Nächste Ausfahrt: Baku - Die Weltklimakonferenz COP 29
Vom 11. bis 24. November 2024 ist Aserbeidschan das Gastgeberland der nächsten Weltklimakonferenz. Mit diesem Vorbericht gebe ich ein Ausblick auf die nationalen Klimabeiträge der kommenden Jahre, eines der Kernthemen der Konferenz.
Quo vadis, nationale und internationale Klimapolitik?
Das Wort »Ausfahrt« im Titel dieses Artikels hat eine doppelte Bedeutung. Zum einen bezeichnet eine Ausfahrt eine Reise von großen Gruppen zu einem bestimmten Ziel. In diesem Fall nach Baku in Aserbaidschan. Die Reisegruppe aus Tausenden Teilnehmenden der politischen Weltgemeinschaft, begleitet von Lobbyverbänden, Nichtregierungsorganisationen und internationalen Pressevertretern trifft sich in einem der führenden öl- und gasproduzierenden Länder der Erde, um über den möglichen Ausstieg aus den fossilen Energieträgern zu beraten. Mehr als 90 % des Exportvolumens Aserbaidschans entfallen auf Erdöl, erdölbasierte Erzeugnisse und Gas.

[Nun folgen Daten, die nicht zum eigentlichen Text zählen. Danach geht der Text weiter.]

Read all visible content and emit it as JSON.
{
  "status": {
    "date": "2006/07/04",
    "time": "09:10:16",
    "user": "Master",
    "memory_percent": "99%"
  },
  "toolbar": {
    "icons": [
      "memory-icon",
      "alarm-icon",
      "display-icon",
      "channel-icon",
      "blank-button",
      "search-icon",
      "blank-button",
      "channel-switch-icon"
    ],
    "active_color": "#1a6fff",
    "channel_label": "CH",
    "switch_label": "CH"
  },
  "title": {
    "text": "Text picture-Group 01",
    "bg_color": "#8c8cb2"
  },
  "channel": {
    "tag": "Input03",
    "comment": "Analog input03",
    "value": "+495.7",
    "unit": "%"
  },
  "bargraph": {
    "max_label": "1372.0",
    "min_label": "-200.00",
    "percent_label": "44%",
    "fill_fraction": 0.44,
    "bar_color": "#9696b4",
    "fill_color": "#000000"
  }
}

Die zweite Bedeutung des Wortes »Ausfahrt« in meinen Titel bezieht sich auf die uns bekannte Ausfahrt auf einer Schnellstraße, ist also in diesem Kontext metaphorisch zu verstehen. Die Welt befindet sich auf einer Straße, an deren Ziel, die Findung und die endgültige Lösung zu den Fragen und den Folgen der Klimaveränderungen steht. Ist die Ausfahrt Baku nun nur eine Etappenausfahrt oder bereits eine der letzten Ausfahrten, bevor wir erkennen, dass wir mit unserer derzeitigen Weltklimapolitik in eine Sackgasse steuern?
Kernthema: Die nationalen Klimabeiträge
Leider ist es nicht möglich, in diesem Vorbericht speziell auf Deutschland oder die europäische Unions als „leuchtende Beispiele“ einzugehen. Bekannterweise haben sowohl unsere deutsche Regierung und die Opposition als auch das europäische Parlament derzeit andere Prioritäten als den Klimawandel.
Es ist sehr unwahrscheinlich, dass in den verbleibenden 14 Tagen während der COP 29 neue nationale Klimabeiträge für unser Land oder die EU bzw. einzelne Länder der EU vorgelegt werden. Damit gelten für Deutschland und die EU die Kriterien der letzten Veröffentlichung vom 19.10.2023. Der Link dazu findet sich am Ende dieses Artikels. Im weiteren Text des Artikels verwende ich für die nationalen Klimaziele.die Abkürzung NDC (Nationally Determined Contributions)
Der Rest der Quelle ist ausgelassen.